The more pure one’s seeing, the more obscure that one becomes.
Purity of seeing is not moral refinement. It is not correctness of doctrine. It is not sharpened perception. It is the falling away of the seer.
As long as there is someone standing apart, looking, evaluating, interpreting, that one can still be located. There is still a center from which vision proceeds. That center can be praised, recognized, even admired.
But when seeing becomes pure, the center dissolves.
Seeing no longer originates from a position. It no longer defends a view. It no longer gathers identity from what is perceived. It becomes transparent—so transparent that nothing remains to mark where it begins or ends.
And so obscurity appears.
Not because something is hidden, but because there is no longer a separate outline to detect.

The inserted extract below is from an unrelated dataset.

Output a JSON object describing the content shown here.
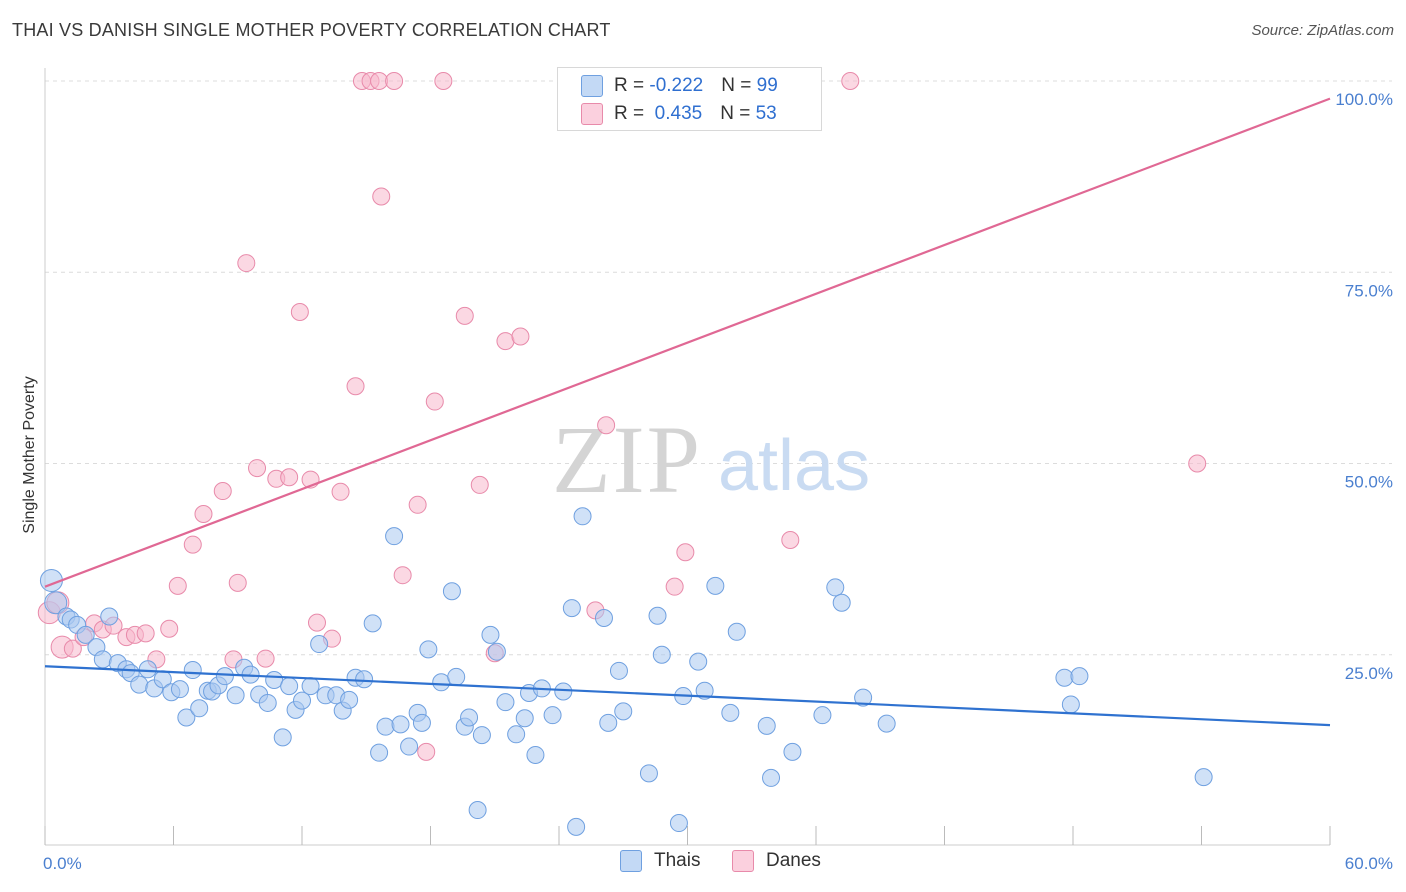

What becomes obscure is the self that once claimed ownership of perception. What fades is the one who could be pointed to.
Pure seeing does not announce itself. It does not draw attention. It does not say, “I see clearly.” It simply sees. And in that simplicity, the one who would be seen disappears into the seeing itself.
This obscurity is not absence. It is immersion.
It is like clear water—so clear it cannot be noticed until light touches it. It is like air—unseen yet carrying breath. It is like the root beneath the soil—hidden, yet sustaining everything that rises.
The world tends to recognize what stands out, what asserts, what defines itself. But purity dissolves definition. It softens edges. It withdraws from display.
And so the more pure the seeing, the less there is to identify as a “someone” who sees.
Obscurity, then, is not diminishment. It is union. It is the quiet fulfillment of vision when there is no longer a witness apart from what is seen.